O Come Thou Dayspring, come and cheer

He could laugh about things, that's for sure. That was his standard liturgical response to most things. Who knows what he saw in the Pacific and in Italy during the war? I know he piloted amphibious landing craft in several invasions.

It's not really much of a guess to say that he had seen enough horrors for one lifetime. A fish hook in the shoulder was funny.

Although he spent most of his time in a little town with his family, being as domestic as he could stand to be, he got that look in his blue eyes when he got on the road. Especially somewhere big and open and wild.  

He'd pull over and stop if it was amazing enough. And remind us all to be amazed. Well, I think he just said, look at that.  

Driving in the mountains on our infamous vacation to Colorado, he'd like to drive as close to the edge as possible. We had an old dam outside of town we called "the waterfall." He used to like to drive over it while we screamed in the back seat.   

Speaking of the driving close to the edge, he got married three times. To the same woman. Eudora Juanita Thompson, as extravagant and wild and worth looking at as her name. My mother. You may have heard about her.

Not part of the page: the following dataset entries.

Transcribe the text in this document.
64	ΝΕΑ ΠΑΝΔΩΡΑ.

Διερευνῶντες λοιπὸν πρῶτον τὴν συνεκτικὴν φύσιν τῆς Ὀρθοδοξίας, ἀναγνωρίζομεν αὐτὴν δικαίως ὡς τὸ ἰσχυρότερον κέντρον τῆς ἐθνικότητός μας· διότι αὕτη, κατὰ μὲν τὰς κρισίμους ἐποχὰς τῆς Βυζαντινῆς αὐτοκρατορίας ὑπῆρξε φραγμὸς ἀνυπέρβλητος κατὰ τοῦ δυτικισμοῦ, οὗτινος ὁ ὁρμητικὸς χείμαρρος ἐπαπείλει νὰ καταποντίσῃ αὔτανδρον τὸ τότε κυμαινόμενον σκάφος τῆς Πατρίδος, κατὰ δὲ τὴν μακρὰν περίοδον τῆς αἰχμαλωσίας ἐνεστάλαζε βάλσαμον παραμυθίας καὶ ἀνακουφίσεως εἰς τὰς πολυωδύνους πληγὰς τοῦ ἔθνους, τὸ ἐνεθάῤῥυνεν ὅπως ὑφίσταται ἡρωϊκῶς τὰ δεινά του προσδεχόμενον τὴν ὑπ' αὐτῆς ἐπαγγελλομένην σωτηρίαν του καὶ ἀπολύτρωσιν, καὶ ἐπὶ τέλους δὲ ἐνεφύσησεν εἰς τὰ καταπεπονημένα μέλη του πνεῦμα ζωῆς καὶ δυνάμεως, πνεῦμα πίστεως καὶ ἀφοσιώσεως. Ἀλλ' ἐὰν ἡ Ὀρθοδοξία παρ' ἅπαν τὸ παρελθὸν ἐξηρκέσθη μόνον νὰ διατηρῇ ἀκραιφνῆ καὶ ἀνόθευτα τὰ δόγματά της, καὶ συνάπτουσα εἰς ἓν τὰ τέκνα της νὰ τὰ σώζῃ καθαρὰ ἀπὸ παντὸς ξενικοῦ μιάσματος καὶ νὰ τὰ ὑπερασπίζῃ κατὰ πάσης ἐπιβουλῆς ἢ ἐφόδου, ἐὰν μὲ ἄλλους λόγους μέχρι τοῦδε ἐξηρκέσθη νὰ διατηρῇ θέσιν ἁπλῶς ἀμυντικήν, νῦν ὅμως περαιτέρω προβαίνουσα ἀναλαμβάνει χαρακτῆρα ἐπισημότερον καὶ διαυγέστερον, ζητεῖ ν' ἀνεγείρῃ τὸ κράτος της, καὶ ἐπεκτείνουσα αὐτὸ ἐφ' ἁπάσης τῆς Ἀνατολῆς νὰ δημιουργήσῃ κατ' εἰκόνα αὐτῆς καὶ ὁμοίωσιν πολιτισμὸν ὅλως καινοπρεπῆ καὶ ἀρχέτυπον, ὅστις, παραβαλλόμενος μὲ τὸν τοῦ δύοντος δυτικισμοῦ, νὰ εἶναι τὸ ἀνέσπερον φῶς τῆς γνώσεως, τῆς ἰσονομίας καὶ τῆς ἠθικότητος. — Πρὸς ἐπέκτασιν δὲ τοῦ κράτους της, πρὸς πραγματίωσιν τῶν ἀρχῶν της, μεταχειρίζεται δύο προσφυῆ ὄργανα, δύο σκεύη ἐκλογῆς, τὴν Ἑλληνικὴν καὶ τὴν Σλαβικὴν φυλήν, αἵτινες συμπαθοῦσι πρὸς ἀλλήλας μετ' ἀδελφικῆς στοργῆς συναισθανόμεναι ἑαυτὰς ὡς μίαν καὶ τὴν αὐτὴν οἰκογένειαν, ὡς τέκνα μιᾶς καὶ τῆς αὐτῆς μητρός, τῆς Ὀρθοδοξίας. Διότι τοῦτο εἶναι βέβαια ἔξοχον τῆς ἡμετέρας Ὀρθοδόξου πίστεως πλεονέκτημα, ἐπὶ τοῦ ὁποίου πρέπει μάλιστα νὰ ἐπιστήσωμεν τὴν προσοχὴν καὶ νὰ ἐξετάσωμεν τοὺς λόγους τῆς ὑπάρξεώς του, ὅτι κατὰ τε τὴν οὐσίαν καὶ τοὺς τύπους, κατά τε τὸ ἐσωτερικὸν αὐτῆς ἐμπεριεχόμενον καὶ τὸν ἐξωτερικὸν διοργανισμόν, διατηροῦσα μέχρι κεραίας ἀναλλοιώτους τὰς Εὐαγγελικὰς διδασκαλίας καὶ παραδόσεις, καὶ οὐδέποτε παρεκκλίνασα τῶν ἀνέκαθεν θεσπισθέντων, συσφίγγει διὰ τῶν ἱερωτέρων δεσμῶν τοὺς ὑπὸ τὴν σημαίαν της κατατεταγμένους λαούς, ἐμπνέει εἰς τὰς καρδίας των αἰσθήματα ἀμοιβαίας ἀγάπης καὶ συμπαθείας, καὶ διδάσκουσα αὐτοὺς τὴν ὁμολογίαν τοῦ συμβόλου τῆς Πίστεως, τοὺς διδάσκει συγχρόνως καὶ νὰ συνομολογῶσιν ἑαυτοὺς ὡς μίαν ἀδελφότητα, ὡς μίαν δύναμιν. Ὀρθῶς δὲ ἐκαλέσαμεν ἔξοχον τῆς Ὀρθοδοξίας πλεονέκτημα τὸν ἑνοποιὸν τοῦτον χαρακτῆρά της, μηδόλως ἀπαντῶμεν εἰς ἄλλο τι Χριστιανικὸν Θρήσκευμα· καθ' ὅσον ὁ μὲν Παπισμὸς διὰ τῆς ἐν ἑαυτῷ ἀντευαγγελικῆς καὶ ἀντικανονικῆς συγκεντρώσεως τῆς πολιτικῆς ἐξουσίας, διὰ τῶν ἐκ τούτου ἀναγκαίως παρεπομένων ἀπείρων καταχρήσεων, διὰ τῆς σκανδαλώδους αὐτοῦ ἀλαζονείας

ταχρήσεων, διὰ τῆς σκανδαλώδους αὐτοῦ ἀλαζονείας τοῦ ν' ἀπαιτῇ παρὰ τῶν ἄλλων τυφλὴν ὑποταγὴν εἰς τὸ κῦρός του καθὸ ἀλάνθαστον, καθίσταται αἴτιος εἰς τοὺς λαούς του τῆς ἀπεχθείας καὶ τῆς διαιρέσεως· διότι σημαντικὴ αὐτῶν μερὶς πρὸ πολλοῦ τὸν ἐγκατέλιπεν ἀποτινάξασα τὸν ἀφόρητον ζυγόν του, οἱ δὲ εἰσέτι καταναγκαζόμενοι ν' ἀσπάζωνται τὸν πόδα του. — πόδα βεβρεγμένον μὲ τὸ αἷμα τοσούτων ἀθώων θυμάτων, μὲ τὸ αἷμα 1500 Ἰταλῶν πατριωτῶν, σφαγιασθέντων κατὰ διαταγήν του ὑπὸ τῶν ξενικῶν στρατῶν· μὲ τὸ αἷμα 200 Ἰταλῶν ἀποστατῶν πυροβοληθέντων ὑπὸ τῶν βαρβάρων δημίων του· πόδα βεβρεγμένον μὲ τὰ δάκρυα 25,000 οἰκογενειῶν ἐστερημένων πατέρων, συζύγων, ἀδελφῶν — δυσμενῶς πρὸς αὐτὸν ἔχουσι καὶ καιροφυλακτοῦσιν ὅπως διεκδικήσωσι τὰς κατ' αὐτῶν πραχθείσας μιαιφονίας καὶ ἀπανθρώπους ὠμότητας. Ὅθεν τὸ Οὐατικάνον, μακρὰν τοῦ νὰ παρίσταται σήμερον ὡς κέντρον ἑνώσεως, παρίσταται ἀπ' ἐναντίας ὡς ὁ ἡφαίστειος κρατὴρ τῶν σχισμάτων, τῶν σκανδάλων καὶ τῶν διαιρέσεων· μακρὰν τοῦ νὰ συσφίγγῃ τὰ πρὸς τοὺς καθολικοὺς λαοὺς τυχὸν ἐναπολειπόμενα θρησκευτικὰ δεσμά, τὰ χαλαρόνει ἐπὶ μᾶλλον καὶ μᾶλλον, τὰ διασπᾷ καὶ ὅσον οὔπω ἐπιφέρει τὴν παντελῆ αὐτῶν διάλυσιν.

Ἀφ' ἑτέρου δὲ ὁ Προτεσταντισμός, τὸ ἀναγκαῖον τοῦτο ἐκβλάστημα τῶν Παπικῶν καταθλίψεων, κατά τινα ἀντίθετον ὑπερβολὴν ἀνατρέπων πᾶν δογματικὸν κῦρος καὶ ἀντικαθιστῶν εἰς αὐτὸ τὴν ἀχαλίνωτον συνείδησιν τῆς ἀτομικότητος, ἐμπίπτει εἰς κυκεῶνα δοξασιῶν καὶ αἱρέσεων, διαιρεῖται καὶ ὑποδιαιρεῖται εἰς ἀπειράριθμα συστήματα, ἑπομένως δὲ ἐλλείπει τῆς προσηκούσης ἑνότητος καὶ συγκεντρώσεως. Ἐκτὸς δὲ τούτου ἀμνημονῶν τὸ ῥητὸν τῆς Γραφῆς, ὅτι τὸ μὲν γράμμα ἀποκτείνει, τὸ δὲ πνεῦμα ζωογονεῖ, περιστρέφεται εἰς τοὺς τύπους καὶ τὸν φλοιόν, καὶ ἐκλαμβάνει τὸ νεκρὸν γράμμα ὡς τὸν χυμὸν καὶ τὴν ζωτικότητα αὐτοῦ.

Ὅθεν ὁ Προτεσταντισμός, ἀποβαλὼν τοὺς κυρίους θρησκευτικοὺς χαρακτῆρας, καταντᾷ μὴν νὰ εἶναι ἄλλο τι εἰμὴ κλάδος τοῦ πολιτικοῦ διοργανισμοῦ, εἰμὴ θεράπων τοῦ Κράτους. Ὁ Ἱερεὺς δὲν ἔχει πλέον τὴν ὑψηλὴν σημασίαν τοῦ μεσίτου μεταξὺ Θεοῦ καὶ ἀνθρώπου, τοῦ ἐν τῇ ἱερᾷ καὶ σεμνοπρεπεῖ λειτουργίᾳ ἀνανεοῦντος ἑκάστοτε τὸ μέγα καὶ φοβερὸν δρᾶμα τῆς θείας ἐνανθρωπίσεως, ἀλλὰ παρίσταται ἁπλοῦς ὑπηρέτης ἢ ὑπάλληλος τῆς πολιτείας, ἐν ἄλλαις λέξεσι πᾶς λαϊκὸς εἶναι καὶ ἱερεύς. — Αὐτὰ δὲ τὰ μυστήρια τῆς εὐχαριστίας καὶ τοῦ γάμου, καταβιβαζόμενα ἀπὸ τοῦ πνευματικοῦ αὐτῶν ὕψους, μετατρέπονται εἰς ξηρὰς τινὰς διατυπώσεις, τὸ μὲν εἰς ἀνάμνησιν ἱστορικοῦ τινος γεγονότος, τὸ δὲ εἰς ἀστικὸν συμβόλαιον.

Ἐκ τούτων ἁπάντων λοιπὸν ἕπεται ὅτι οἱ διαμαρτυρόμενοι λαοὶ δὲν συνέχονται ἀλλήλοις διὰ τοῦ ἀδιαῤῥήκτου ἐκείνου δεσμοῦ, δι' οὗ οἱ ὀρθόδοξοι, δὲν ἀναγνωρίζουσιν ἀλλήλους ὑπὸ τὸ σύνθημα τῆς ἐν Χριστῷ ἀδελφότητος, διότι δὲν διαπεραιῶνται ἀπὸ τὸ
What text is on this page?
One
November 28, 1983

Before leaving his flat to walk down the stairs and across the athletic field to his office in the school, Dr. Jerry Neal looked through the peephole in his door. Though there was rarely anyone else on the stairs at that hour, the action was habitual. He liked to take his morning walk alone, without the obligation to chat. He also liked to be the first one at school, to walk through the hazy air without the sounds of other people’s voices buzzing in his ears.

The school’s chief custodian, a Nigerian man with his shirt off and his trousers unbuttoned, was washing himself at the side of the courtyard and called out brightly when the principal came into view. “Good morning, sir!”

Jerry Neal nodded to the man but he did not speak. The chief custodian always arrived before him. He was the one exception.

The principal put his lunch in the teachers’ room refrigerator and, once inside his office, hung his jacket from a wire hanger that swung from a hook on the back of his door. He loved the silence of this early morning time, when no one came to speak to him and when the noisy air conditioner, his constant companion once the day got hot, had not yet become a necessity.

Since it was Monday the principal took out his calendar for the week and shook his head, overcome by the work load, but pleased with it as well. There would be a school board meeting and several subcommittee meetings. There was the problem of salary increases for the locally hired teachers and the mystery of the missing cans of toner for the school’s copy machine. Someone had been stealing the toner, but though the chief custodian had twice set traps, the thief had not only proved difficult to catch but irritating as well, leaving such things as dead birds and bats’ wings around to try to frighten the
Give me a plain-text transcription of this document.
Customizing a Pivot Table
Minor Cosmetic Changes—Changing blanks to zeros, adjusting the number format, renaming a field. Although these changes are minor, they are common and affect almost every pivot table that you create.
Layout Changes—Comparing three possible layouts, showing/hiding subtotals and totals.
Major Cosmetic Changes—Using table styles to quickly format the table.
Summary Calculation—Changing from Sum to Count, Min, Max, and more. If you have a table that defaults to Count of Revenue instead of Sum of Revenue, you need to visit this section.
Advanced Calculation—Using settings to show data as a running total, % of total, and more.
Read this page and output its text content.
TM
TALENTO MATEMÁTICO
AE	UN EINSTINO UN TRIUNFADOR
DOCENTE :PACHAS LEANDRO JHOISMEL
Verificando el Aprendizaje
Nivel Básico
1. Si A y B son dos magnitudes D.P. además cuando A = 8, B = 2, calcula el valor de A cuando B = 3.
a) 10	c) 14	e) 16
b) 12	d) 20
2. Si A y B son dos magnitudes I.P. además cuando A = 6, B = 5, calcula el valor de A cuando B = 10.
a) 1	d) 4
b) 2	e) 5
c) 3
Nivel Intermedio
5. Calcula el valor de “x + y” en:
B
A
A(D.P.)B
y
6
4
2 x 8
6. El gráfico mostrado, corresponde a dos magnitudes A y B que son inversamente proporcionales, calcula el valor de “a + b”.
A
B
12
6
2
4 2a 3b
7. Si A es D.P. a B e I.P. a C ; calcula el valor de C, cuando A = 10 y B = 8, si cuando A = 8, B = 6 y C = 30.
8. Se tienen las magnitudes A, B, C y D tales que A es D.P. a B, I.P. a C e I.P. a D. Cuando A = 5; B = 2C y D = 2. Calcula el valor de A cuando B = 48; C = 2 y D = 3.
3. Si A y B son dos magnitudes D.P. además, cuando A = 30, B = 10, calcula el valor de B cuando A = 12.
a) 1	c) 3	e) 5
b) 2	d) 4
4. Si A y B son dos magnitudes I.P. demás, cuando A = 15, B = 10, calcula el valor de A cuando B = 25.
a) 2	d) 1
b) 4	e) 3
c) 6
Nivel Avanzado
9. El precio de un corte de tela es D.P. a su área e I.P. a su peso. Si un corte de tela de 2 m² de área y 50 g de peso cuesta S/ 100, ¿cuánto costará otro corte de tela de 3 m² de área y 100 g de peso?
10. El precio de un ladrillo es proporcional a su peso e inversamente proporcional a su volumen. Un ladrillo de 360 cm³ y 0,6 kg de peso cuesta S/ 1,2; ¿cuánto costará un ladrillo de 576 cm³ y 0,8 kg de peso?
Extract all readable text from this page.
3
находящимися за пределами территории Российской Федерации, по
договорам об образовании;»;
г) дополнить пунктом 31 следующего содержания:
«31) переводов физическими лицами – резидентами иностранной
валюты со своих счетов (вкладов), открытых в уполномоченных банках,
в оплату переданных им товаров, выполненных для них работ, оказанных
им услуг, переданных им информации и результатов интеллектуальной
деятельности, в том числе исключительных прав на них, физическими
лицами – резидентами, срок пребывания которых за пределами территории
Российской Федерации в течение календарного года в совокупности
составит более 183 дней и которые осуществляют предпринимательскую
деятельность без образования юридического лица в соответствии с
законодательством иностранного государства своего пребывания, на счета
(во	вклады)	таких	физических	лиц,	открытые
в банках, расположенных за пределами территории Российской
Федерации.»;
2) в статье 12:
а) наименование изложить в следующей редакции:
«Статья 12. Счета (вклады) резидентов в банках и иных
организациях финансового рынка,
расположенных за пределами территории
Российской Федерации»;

He couldn't sing a lick, but that didn't stop him from doing the "Streets of Laredo"or "I've Got Spurs that Jingle Jangle Jingle" ("now ain't you glad yer single," he would emphasize when Mom was in the car). 

Really, though, he didn't sing a lot. Usually only when driving a boat down near Rio Hondo. Or driving fast in his '65 Mustang down Rio Rico Road,  headed towards Mexico. When Mom or Missy weren't around, he might sing his dirty sailor songs from the Navy for a line or two. Then blush and shut up. 

This year, this Advent, every Advent, December 7 shall be his feast day. A day of remembrance. The feast of Saint Charles. Let there be barbecue. And Border Buttermilk (look it up).


This saint taught me the important stuff. This is the saint who taught me how to tie my ties. Or, more truthfully, who tied my ties most of the time. 

I can feel him standing close to me. Hear him breathing heavy. 

I thought that was a strange sound then, but I just wasn't used to large human beings breathing close to my body. Now I miss it. 

I learned to love and care, whatever little I learned, by watching this giant, gentle man, this reluctant warrior, nurture and mother four children for years when Nita was, for all practical purposes, out of commission. 
 
I learned to pray at mass by listening to him, sometimes sitting in his lap or just stuck up against him close enough to smell the after shave and cigarettes.

He would be saying the words, and I would be making sounds I didn't understand. It was Latin anyway, but I figured out that  the way to pray was just to make sounds that sound sort of like words but have a meaning you don't know yet. While snuggling with your dad. 

Gaude, gaude, Emmanuel nascetur pro te, Israel

Now I’m thinking, who the hell really knows? Who really understands? Maybe we don't want to understand. Maybe we want something more. Maybe language isn't enough.  

and close the path to misery

This is one of my clearest early  memories, probably from the same year Noel was born.
I'm maybe four, sitting next to Dad in the pew at Our Lady of Sorrows (that was the name of our church; Second Baptist was already taken). 

I'm warm and happy mumbling my holy sounds and feeling very close to my God and to Saint Charles whom I can hear mumbling beside me. 

and give us victory o'er the grave

A Prayer for the Feast of Saint Charles.

Dear Eternal Being of Power and Love, if so you are, thank you for the life and witness and sacrifice and amazement at this world's wild beauty, not to mention the mysterious mumbling noises, of your creature Charles Ricke, who by his flawed, wounded, and slightly inebriated soul (I mean his whole being, including his body of which he was rather fond), brought life and light to the gloom. And who points us, as we gather together mumbling at your altar, towards the mystery of power and love we celebrate, if so it is, this Christmas season.